The Court held that the landlord was unable to lawfully consent to the works Mrs Winfield sought to carry out, for the following reasons:

  • The landlord had promised that each tenant would be bound to observe similar legal obligations. Each tenant would have known that the landlord had covenanted with the other tenants to enforce the obligations contained in the leases. This was the "basic policing mechanism of the block".
  • The only person with the power to enforce the tenant's covenants was the landlord. As such, the effect of a licence would only be to preclude an action by the landlord against the tenant that would otherwise be in breach. However, this would not prevent a claim by another tenant against the landlord for failing to enforce the lease covenants.
  • Several authorities supported the principle that parties to a contract must not do anything that would prevent them fulfilling their obligations. This could be characterised as a positive rule of law or possibly as an implied term.
  • If the landlord had been able to sanction the alterations, this would defeat the purpose of the enforcement provisions. There would be no:

"…practical or commercial content to the obligation if the landlord had carte blanche to vary or modify the covenants; or to authorise what would otherwise be a breach of them."

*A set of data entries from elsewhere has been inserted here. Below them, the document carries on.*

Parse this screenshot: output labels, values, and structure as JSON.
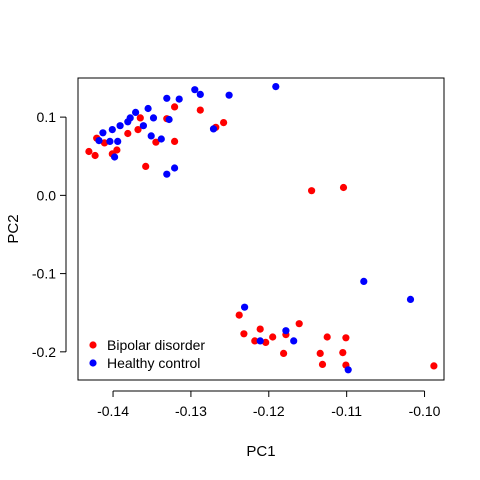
{
  "chart_data": {
    "type": "scatter",
    "title": "",
    "xlabel": "PC1",
    "ylabel": "PC2",
    "xlim": [
      -0.1445,
      -0.0975
    ],
    "ylim": [
      -0.236,
      0.15
    ],
    "xticks": [
      -0.14,
      -0.13,
      -0.12,
      -0.11,
      -0.1
    ],
    "xtick_labels": [
      "-0.14",
      "-0.13",
      "-0.12",
      "-0.11",
      "-0.10"
    ],
    "yticks": [
      -0.2,
      -0.1,
      0.0,
      0.1
    ],
    "ytick_labels": [
      "-0.2",
      "-0.1",
      "0.0",
      "0.1"
    ],
    "grid": false,
    "legend_position": "bottom-left",
    "series": [
      {
        "name": "Bipolar disorder",
        "color": "#ff0000",
        "points": [
          [
            -0.1431,
            0.056
          ],
          [
            -0.1423,
            0.051
          ],
          [
            -0.1421,
            0.073
          ],
          [
            -0.1411,
            0.067
          ],
          [
            -0.1401,
            0.053
          ],
          [
            -0.1395,
            0.058
          ],
          [
            -0.1381,
            0.079
          ],
          [
            -0.1368,
            0.084
          ],
          [
            -0.1365,
            0.099
          ],
          [
            -0.1358,
            0.037
          ],
          [
            -0.1345,
            0.068
          ],
          [
            -0.1331,
            0.098
          ],
          [
            -0.1321,
            0.113
          ],
          [
            -0.1321,
            0.069
          ],
          [
            -0.1288,
            0.109
          ],
          [
            -0.1268,
            0.087
          ],
          [
            -0.1258,
            0.093
          ],
          [
            -0.1145,
            0.006
          ],
          [
            -0.1104,
            0.01
          ],
          [
            -0.1238,
            -0.153
          ],
          [
            -0.1232,
            -0.177
          ],
          [
            -0.1218,
            -0.186
          ],
          [
            -0.1211,
            -0.171
          ],
          [
            -0.1204,
            -0.188
          ],
          [
            -0.1195,
            -0.181
          ],
          [
            -0.1181,
            -0.202
          ],
          [
            -0.1178,
            -0.178
          ],
          [
            -0.1161,
            -0.164
          ],
          [
            -0.1134,
            -0.202
          ],
          [
            -0.1131,
            -0.216
          ],
          [
            -0.1125,
            -0.181
          ],
          [
            -0.1105,
            -0.201
          ],
          [
            -0.1101,
            -0.182
          ],
          [
            -0.1101,
            -0.217
          ],
          [
            -0.0988,
            -0.218
          ]
        ]
      },
      {
        "name": "Healthy control",
        "color": "#0000ff",
        "points": [
          [
            -0.1418,
            0.07
          ],
          [
            -0.1413,
            0.08
          ],
          [
            -0.1404,
            0.069
          ],
          [
            -0.1401,
            0.084
          ],
          [
            -0.1398,
            0.049
          ],
          [
            -0.1394,
            0.069
          ],
          [
            -0.1391,
            0.089
          ],
          [
            -0.1381,
            0.094
          ],
          [
            -0.1378,
            0.099
          ],
          [
            -0.1371,
            0.106
          ],
          [
            -0.1361,
            0.089
          ],
          [
            -0.1355,
            0.111
          ],
          [
            -0.1351,
            0.076
          ],
          [
            -0.1348,
            0.099
          ],
          [
            -0.1338,
            0.072
          ],
          [
            -0.1331,
            0.124
          ],
          [
            -0.1331,
            0.027
          ],
          [
            -0.1328,
            0.097
          ],
          [
            -0.1321,
            0.035
          ],
          [
            -0.1315,
            0.123
          ],
          [
            -0.1295,
            0.135
          ],
          [
            -0.1288,
            0.129
          ],
          [
            -0.1271,
            0.085
          ],
          [
            -0.1251,
            0.128
          ],
          [
            -0.1191,
            0.139
          ],
          [
            -0.1231,
            -0.143
          ],
          [
            -0.1211,
            -0.186
          ],
          [
            -0.1178,
            -0.173
          ],
          [
            -0.1168,
            -0.186
          ],
          [
            -0.1098,
            -0.223
          ],
          [
            -0.1078,
            -0.11
          ],
          [
            -0.1018,
            -0.133
          ]
        ]
      }
    ]
  }
}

  • There was no adverse policy issue to dissuade the Court of its finding, since the situation would not have occurred if the absolute covenant had been drafted as a qualified covenant, enabling the landlord to exercise discretion. Equally, Dr Duval would not be entitled to an injunction, unless she could evidence good reasons for this.

The result of this case is perhaps unsurprising, given that meaning and purpose had to be ascribed to the mutual enforcement provisions, in order to protect the rights of the tenants in the block. That said, the decision will no doubt worry landlords that are subject to similar obligations. Some may even adopt a policy of always seeking unanimous consent from all tenants before approving works that would otherwise be undertaken in breach of lease. However, the Judgment does make it clear that, although a landlord risks breaching its covenants if it grants a licence in these circumstances, there is unlikely to be an obligation to inform the other tenants of this. Furthermore, the remedy afforded for the breach is only likely to be an injunction in sufficiently serious circumstances. If the complaining tenant is simply acting capriciously, one would not expect an injunction to be awarded or for there to be damages of any significance.